The alienable–inalienable distinction is reconstructible for Proto-Oceanic (Pawley 1973:153–169), the ancestor of most of the languages of eastern Austronesia. However, it is not unique to that group. It also occurs in many languages of eastern Indonesia that are not daughters of Proto-Oceanic (Collins 1980:39 ff., Stresemann 1927:6). So even the presence or absence of the alienable–inalienable distinction does not adequately indicate genetic affiliation.
The traditional recognition of differences between “Indonesian” and “Melanesian” languages is now generally phrased in terms of “Oceanic” and “non-Oceanic” languages. The former term denotes what is generally recognized as a genetic unit (primarily on the basis of phonological criteria). The negative term “non-Oceanic” lumps together all other AN languages without implying that they form a single genetic unit. The boundary between the two groups of languages distinguished by the new phraseology has also shifted somewhat farther to the east since the time of Brandes, Schmidt, and Friederici. The new boundary, which in an earlier era would have been called “Grace’s line” (after Grace 1955:338, 1971:31), is assumed to have a firmer genetic basis than the two earlier boundaries. Grace’s line, separating Oceanic from non-Oceanic languages, runs north-northeast to south-southwest, intersecting 140° E longitude between New Guinea and Micronesia. The scope of this thesis is restricted to the AN languages west of Friederici’s line and east of Grace’s line. These languages can be characterized as “Papuan-influenced Oceanic.” However, before restricting discussion to these languages, it will be helpful to review the various boundaries and the nature of the groups of languages they set apart.

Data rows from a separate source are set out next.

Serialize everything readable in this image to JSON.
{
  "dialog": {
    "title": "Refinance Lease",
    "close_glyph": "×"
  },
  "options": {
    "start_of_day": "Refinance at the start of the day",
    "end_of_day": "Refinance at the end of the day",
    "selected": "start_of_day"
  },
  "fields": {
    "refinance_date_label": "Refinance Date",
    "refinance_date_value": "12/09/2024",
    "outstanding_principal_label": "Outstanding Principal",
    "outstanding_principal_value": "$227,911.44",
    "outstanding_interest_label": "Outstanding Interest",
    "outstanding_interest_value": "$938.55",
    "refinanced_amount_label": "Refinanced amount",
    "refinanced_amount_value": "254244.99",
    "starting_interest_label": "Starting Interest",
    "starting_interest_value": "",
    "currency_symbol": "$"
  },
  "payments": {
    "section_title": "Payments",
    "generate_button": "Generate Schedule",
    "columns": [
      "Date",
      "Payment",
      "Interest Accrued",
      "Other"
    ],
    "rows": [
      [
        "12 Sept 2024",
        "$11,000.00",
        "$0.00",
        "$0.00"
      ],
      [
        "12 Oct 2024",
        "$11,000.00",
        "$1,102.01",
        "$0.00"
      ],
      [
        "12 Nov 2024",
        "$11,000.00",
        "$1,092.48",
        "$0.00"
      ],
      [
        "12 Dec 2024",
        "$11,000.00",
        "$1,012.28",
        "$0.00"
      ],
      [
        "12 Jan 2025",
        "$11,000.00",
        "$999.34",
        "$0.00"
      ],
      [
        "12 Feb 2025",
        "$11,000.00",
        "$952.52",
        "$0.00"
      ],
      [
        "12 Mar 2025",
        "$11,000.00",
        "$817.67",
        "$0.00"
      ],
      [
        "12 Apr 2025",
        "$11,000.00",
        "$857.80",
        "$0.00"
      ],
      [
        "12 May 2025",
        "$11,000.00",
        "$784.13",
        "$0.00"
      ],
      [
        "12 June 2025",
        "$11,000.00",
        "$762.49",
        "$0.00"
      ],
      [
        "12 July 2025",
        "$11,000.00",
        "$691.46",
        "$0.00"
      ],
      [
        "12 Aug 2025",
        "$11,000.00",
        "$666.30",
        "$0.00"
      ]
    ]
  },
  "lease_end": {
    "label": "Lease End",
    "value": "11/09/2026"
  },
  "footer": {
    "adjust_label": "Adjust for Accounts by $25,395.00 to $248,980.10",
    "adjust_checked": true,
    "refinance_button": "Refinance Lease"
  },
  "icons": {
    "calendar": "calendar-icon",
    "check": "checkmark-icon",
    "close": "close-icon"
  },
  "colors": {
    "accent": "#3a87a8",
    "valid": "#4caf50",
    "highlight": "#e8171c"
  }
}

The Brandes line marks the western boundary of a group of languages with innovative genitive word order. This group of typologically similar, but genetically not so closely related, languages is bounded on the east by Friederici’s line. Somewhere east of the Brandes line is the western boundary of a group of languages showing an innovative grammatical distinction between alienable and inalienable genitives. Most of these languages are members of the Oceanic subgroup, a genetic unit, but the westernmost languages are not. East of this boundary lies Grace’s line, the western boundary of the Oceanic subgroup. The eastern boundary of the Oceanic subgroup, and of all AN languages showing the alienable–inalienable distinction, is the eastern border of Austronesian as a whole (east of Easter Island). (I am assuming that the distinction between a and o genitives in Polynesian can be considered somewhat akin, semantically but not structurally, to the alienable–inalienable distinction in the rest of Oceanic.)